The business owner/seller runs a profitable import operation that retails products via e-ecommerce sites like Amazon and Walmart.com. He’s looking to sell his company’s largest division/brand, a family of highly-ranked home entertainment products that account for about $15 million in sales annually.
According to current market conditions and industry trends, we expected this business to bring a significant interest and it did. However, early conversations suggest the offers may be somewhat less than if he had sold all or a piece of his entire company.
Why? We have multiple buyers at the table, the business is profitable, it has a solid growth story, and it makes good strategic sense with each of our buyers’ existing operations and goals.
But as one buyer told me, they want more than a strong performing product line. They want the key staff and the business owner to boot.
Sure, we can sign a consulting agreement and structure an earnout that incentivizes the seller to support the new owners and contribute to their ongoing success. But if the seller is continuing to run his own business, they argued, how much commitment will they really get?
“The carrot will always be bigger to grow his own operation,” they said. “We want his undivided attention.”
The seller was less than thrilled with the idea, at first. He’s a serial entrepreneur and has never worked for someone else. (He works out of his home and his idea of business casual is khaki shorts with sandals and a ‘nice’ t-shirt.) Notably, this particular buyer comes to the table with the same kind of casual culture, so I think the partnership might work well.
We still expect multiple offers, including one to buy the whole operation and secure the owner in an attractive equity stake in the larger combined company and employment contract. It will be interesting to track how much that multiple differs from buyers who are just bidding on the division only.
Meanwhile, we’re handling another divestiture on the east coast. In that case, a family-owned business is looking to rein in its obligations and sell off a profitable division that’s located multiple states away from company headquarters.
Whoever buys this business will get a customer list and a couple of trained employees, but the name and branding will stay with the original owners. Here again we’re seeing that buyers aren’t willing to pay standard multiples for the industry, because they’re not really getting a fully operational business. There’s risk and reinvestment to be made in rebranding the business and providing new leadership.
A biblical lore goes, King Solomon once solved a maternity dispute between two women who each claimed a child as her own. Solomon ruled that they would cut the baby in half and divide it between the two women, knowing the child’s real would mother gladly forfeit her claim rather than see her child lose its life.
In terms of business application, I don’t mean to say that businesses can’t be divided. They certainly are, and successfully, every day. But business owners need to understand that the business they built, their darling baby, is sometimes worth less in pieces than it is as a whole.

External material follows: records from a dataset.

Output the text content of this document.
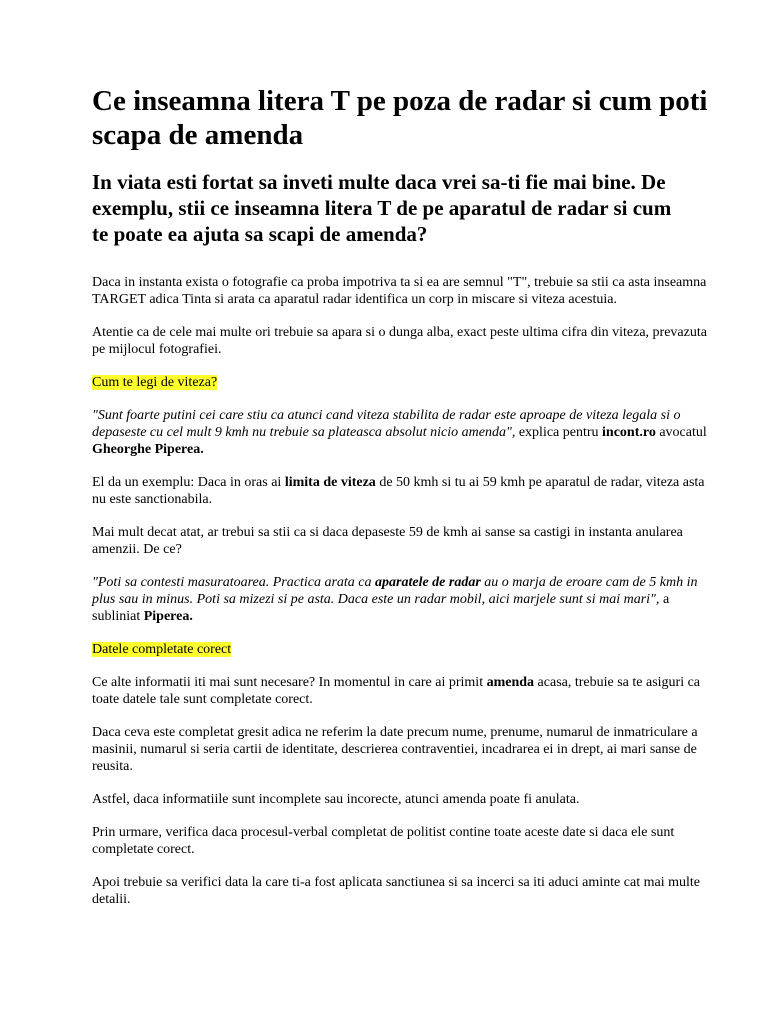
Ce inseamna litera T pe poza de radar si cum poti scapa de amenda
In viata esti fortat sa inveti multe daca vrei sa-ti fie mai bine. De exemplu, stii ce inseamna litera T de pe aparatul de radar si cum te poate ea ajuta sa scapi de amenda?

Daca in instanta exista o fotografie ca proba impotriva ta si ea are semnul "T", trebuie sa stii ca asta inseamna TARGET adica Tinta si arata ca aparatul radar identifica un corp in miscare si viteza acestuia.

Atentie ca de cele mai multe ori trebuie sa apara si o dunga alba, exact peste ultima cifra din viteza, prevazuta pe mijlocul fotografiei.

Cum te legi de viteza?

"Sunt foarte putini cei care stiu ca atunci cand viteza stabilita de radar este aproape de viteza legala si o depaseste cu cel mult 9 kmh nu trebuie sa plateasca absolut nicio amenda", explica pentru incont.ro avocatul Gheorghe Piperea.

El da un exemplu: Daca in oras ai limita de viteza de 50 kmh si tu ai 59 kmh pe aparatul de radar, viteza asta nu este sanctionabila.

Mai mult decat atat, ar trebui sa stii ca si daca depaseste 59 de kmh ai sanse sa castigi in instanta anularea amenzii. De ce?

"Poti sa contesti masuratoarea. Practica arata ca aparatele de radar au o marja de eroare cam de 5 kmh in plus sau in minus. Poti sa mizezi si pe asta. Daca este un radar mobil, aici marjele sunt si mai mari", a subliniat Piperea.

Datele completate corect

Ce alte informatii iti mai sunt necesare? In momentul in care ai primit amenda acasa, trebuie sa te asiguri ca toate datele tale sunt completate corect.

Daca ceva este completat gresit adica ne referim la date precum nume, prenume, numarul de inmatriculare a masinii, numarul si seria cartii de identitate, descrierea contraventiei, incadrarea ei in drept, ai mari sanse de reusita.

Astfel, daca informatiile sunt incomplete sau incorecte, atunci amenda poate fi anulata.

Prin urmare, verifica daca procesul-verbal completat de politist contine toate aceste date si daca ele sunt completate corect.

Apoi trebuie sa verifici data la care ti-a fost aplicata sanctiunea si sa incerci sa iti aduci aminte cat mai multe detalii.
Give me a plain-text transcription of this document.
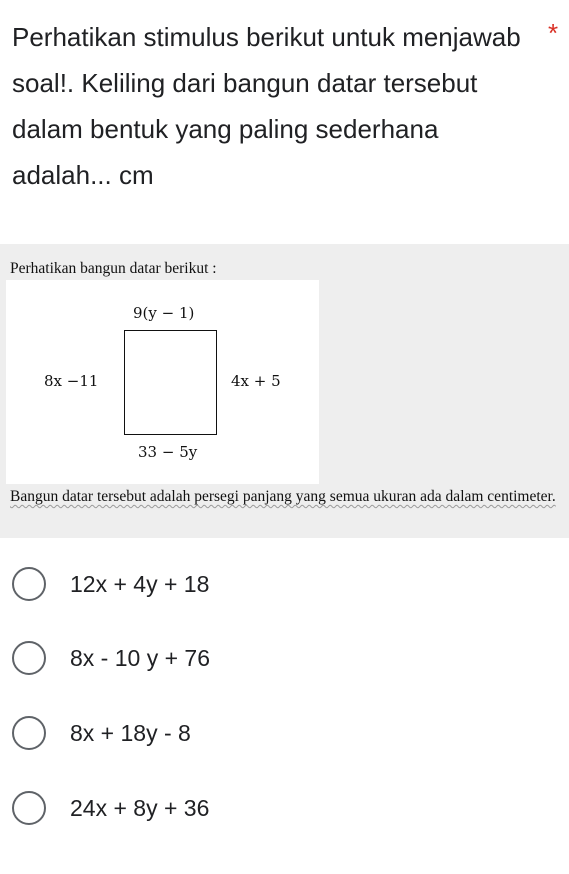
Perhatikan stimulus berikut untuk menjawab soal!. Keliling dari bangun datar tersebut dalam bentuk yang paling sederhana adalah... cm
*
Perhatikan bangun datar berikut :
9(y − 1)
8x −11	4x + 5
33 − 5y
Bangun datar tersebut adalah persegi panjang yang semua ukuran ada dalam centimeter.
12x + 4y + 18
8x - 10 y + 76
8x + 18y - 8
24x + 8y + 36
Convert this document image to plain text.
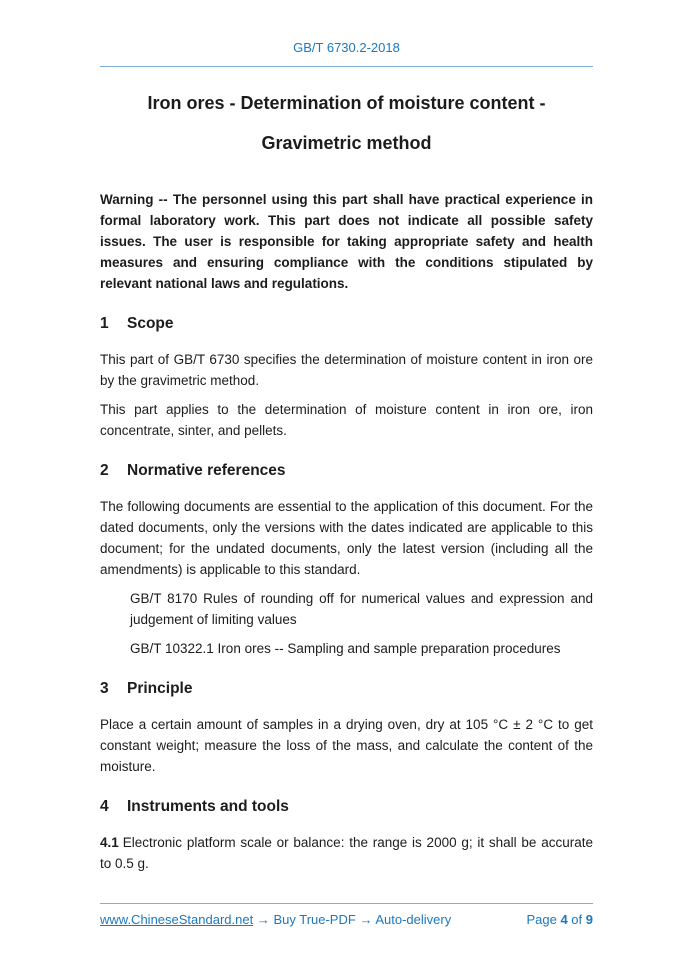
GB/T 6730.2-2018
Iron ores - Determination of moisture content -
Gravimetric method

Warning -- The personnel using this part shall have practical experience in formal laboratory work. This part does not indicate all possible safety issues. The user is responsible for taking appropriate safety and health measures and ensuring compliance with the conditions stipulated by relevant national laws and regulations.

1 Scope

This part of GB/T 6730 specifies the determination of moisture content in iron ore by the gravimetric method.

This part applies to the determination of moisture content in iron ore, iron concentrate, sinter, and pellets.

2 Normative references

The following documents are essential to the application of this document. For the dated documents, only the versions with the dates indicated are applicable to this document; for the undated documents, only the latest version (including all the amendments) is applicable to this standard.

GB/T 8170 Rules of rounding off for numerical values and expression and judgement of limiting values

GB/T 10322.1 Iron ores -- Sampling and sample preparation procedures

3 Principle

Place a certain amount of samples in a drying oven, dry at 105 °C ± 2 °C to get constant weight; measure the loss of the mass, and calculate the content of the moisture.

4 Instruments and tools

4.1 Electronic platform scale or balance: the range is 2000 g; it shall be accurate to 0.5 g.

www.ChineseStandard.net → Buy True-PDF → Auto-delivery	Page 4 of 9
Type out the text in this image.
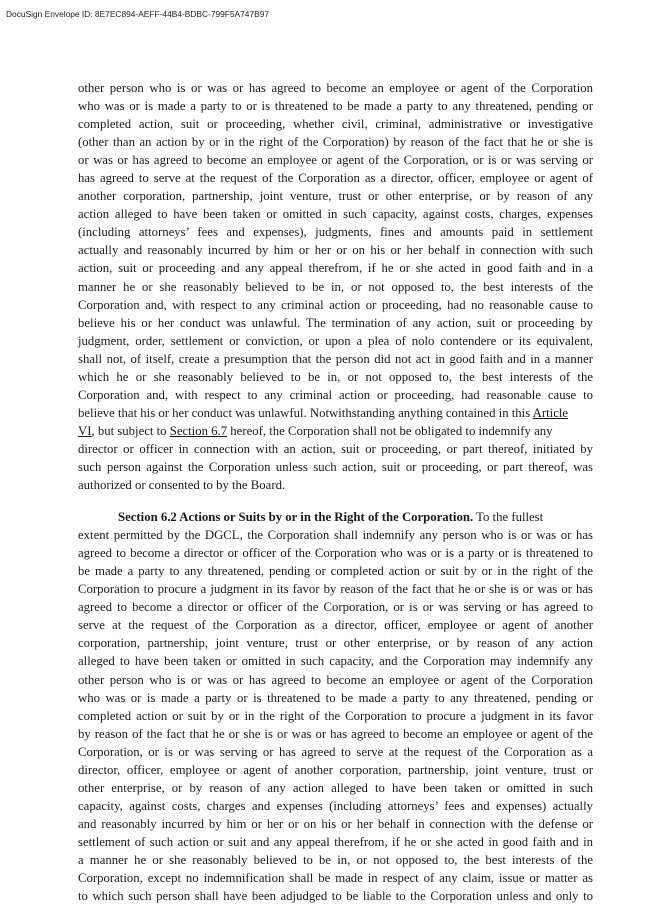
DocuSign Envelope ID: 8E7EC894-AEFF-44B4-BDBC-799F5A747B97
other person who is or was or has agreed to become an employee or agent of the Corporation
who was or is made a party to or is threatened to be made a party to any threatened, pending or
completed action, suit or proceeding, whether civil, criminal, administrative or investigative
(other than an action by or in the right of the Corporation) by reason of the fact that he or she is
or was or has agreed to become an employee or agent of the Corporation, or is or was serving or
has agreed to serve at the request of the Corporation as a director, officer, employee or agent of
another corporation, partnership, joint venture, trust or other enterprise, or by reason of any
action alleged to have been taken or omitted in such capacity, against costs, charges, expenses
(including attorneys’ fees and expenses), judgments, fines and amounts paid in settlement
actually and reasonably incurred by him or her or on his or her behalf in connection with such
action, suit or proceeding and any appeal therefrom, if he or she acted in good faith and in a
manner he or she reasonably believed to be in, or not opposed to, the best interests of the
Corporation and, with respect to any criminal action or proceeding, had no reasonable cause to
believe his or her conduct was unlawful. The termination of any action, suit or proceeding by
judgment, order, settlement or conviction, or upon a plea of nolo contendere or its equivalent,
shall not, of itself, create a presumption that the person did not act in good faith and in a manner
which he or she reasonably believed to be in, or not opposed to, the best interests of the
Corporation and, with respect to any criminal action or proceeding, had reasonable cause to
believe that his or her conduct was unlawful. Notwithstanding anything contained in this Article
VI, but subject to Section 6.7 hereof, the Corporation shall not be obligated to indemnify any
director or officer in connection with an action, suit or proceeding, or part thereof, initiated by
such person against the Corporation unless such action, suit or proceeding, or part thereof, was
authorized or consented to by the Board.
Section 6.2 Actions or Suits by or in the Right of the Corporation. To the fullest
extent permitted by the DGCL, the Corporation shall indemnify any person who is or was or has
agreed to become a director or officer of the Corporation who was or is a party or is threatened to
be made a party to any threatened, pending or completed action or suit by or in the right of the
Corporation to procure a judgment in its favor by reason of the fact that he or she is or was or has
agreed to become a director or officer of the Corporation, or is or was serving or has agreed to
serve at the request of the Corporation as a director, officer, employee or agent of another
corporation, partnership, joint venture, trust or other enterprise, or by reason of any action
alleged to have been taken or omitted in such capacity, and the Corporation may indemnify any
other person who is or was or has agreed to become an employee or agent of the Corporation
who was or is made a party or is threatened to be made a party to any threatened, pending or
completed action or suit by or in the right of the Corporation to procure a judgment in its favor
by reason of the fact that he or she is or was or has agreed to become an employee or agent of the
Corporation, or is or was serving or has agreed to serve at the request of the Corporation as a
director, officer, employee or agent of another corporation, partnership, joint venture, trust or
other enterprise, or by reason of any action alleged to have been taken or omitted in such
capacity, against costs, charges and expenses (including attorneys’ fees and expenses) actually
and reasonably incurred by him or her or on his or her behalf in connection with the defense or
settlement of such action or suit and any appeal therefrom, if he or she acted in good faith and in
a manner he or she reasonably believed to be in, or not opposed to, the best interests of the
Corporation, except no indemnification shall be made in respect of any claim, issue or matter as
to which such person shall have been adjudged to be liable to the Corporation unless and only to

If you’re considering divestiture of a product line or business division, consider whether that kind of sale is really your only option. Does it make sense to investigate selling minority or majority stakes of the whole company with the right buyer? In this scenario, you may get a higher value and then get a second bite of the apple down the road. Again, no right or wrong answers here, just smart to investigate all of your options as you only have one chance to do what is right for you.